Monday, July 17, 2017

Virtual Reality and the Trough of Disillusionment

For Christmas last year, I picked up a $10 Insignia Cardboard VR for "my kids" stocking. I wasn't expecting much out of a piece of cardboard with two magnifying glass lenses, a magnetic button and a piece of elastic.

I was blown away.

After downloading a few apps for my Sony Xperia phone and almost melting the phone itself, I was amazed at how the seemingly simple visual magic trick of splitting a screen into a screen-per-eye immersed you in an alternate reality. Everyone I showed it to was similarly impressed. I tried it with a new set of Bluetooth headphones and was standing on stage listening to a Binaural immersive audio concert and watching Paul McCartney play Live and Let Die on the piano a couple feet from me.

So why isn't everyone talking about it and wearing these things outside?

Well, Cardboard VR looks pretty silly. It's, um, cardboard. My kids liked it, yet they don't talk or ask about it as they do with the IPad, XBox, or even Pokemon. It heats up my phone and chews up valuable memory space. It's blurry. You have to hold it to your face. It doesn't have a lot of easily-discoverable content. You have to start an app from your device before you put it on to get it going. There is no keyboard or mouse. Talking to yourself (since you can't really see a device) isn't like talking to Alexa or Siri or Ok Google or Xbox.

Perhaps my kids would use it more if we had a more professional headset or "kid-friendly" one that didn't require a phone. I don't think so though.

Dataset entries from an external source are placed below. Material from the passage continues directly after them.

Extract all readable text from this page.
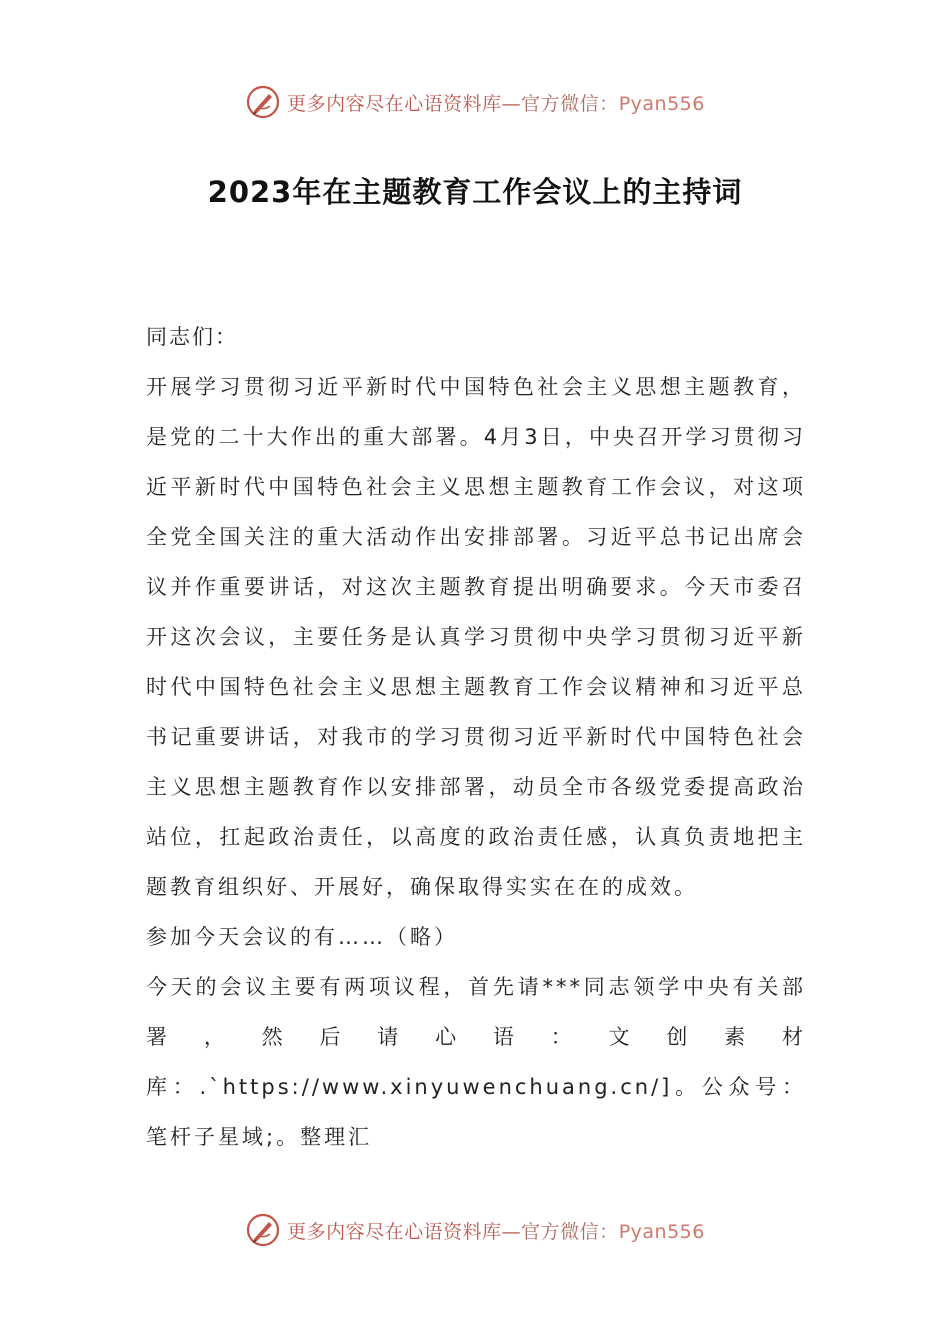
更多内容尽在心语资料库—官方微信：Pyan556
2023年在主题教育工作会议上的主持词

同志们：

开展学习贯彻习近平新时代中国特色社会主义思想主题教育，是党的二十大作出的重大部署。4月3日，中央召开学习贯彻习近平新时代中国特色社会主义思想主题教育工作会议，对这项全党全国关注的重大活动作出安排部署。习近平总书记出席会议并作重要讲话，对这次主题教育提出明确要求。今天市委召开这次会议，主要任务是认真学习贯彻中央学习贯彻习近平新时代中国特色社会主义思想主题教育工作会议精神和习近平总书记重要讲话，对我市的学习贯彻习近平新时代中国特色社会主义思想主题教育作以安排部署，动员全市各级党委提高政治站位，扛起政治责任，以高度的政治责任感，认真负责地把主题教育组织好、开展好，确保取得实实在在的成效。

参加今天会议的有……（略）

今天的会议主要有两项议程，首先请***同志领学中央有关部署，然后请心语：文创素材库：.`https://www.xinyuwenchuang.cn/]。公众号：笔杆子星域;。整理汇

更多内容尽在心语资料库—官方微信：Pyan556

In any case, it's probably worse than an IPad in terms of the health and mental changes it would introduce to children, so I don't think it would be a good idea to let my kids play with it anyway.

"With appropriate programming such a display could literally be the Wonderland into which Alice walked." -- Ivan Sutherland

Running a dual split-screen display on a mobile device will burn your battery like no tomorrow. At up to 90fps for a good VR experience, it's no wonder you need a $1000 gaming rig to get the best experience out of some of the VR devices like Oculus Rift and Steam VR.

Searching Github for VR brings 17,000 repos. GoogleVR is number 3 returned best match. Facebook 360 is up there. WebVR and WebGL are going crazy. There's the Jahshaka VR Content Creation Suite. 360 Video is the Next Big Thing™.

So why is Virtual Reality stuck in the Trough of Disillusionment?

The Gartner Hype Cycle shows that technologies flow in cycles over time. At the Peak of Inflated Expectations, technology and startups are "changing the world" and the press is clamoring for articles and content on the technology. Everyone may not have the tech, everyone wants it and they don't really know why. There are successes and many more failures. Early adopters make-or-break the product or technology based on their loyalty, interest, and evangelism.

And then a quick dip into the Trough of Disillusionment, where interest wanes as promises are not delivered. Investors didn't get the quick return they were looking for. Maintenance, Support, and Legal aspects of the technology start creeping up. Everyone wants a piece of the pie, and the pie is getting a bit hard and crusty.

In the news recently, a $6 billion dollar case against Facebook and Oculus was lost, with a judgement for $500 million to ZeniMax. Another case announced a couple days ago. The pigs are feeding at the trough, not to equate anyone to pigs however the saying seems to fit.

I'm a big fan of the 2 Johns (Carmack and Romero) and their impact on the gaming world with id software, They spawned a billion-dollar industry by starting with the concept that Super Mario Brothers 3 should be doable on the PC, outside a protected cartridge on a Super Nintendo. By creating Dangerous Dave in Copyright Infringement, John Carmack brought the concept to reality, while mocking the concept of copyright itself. Shareware was in business.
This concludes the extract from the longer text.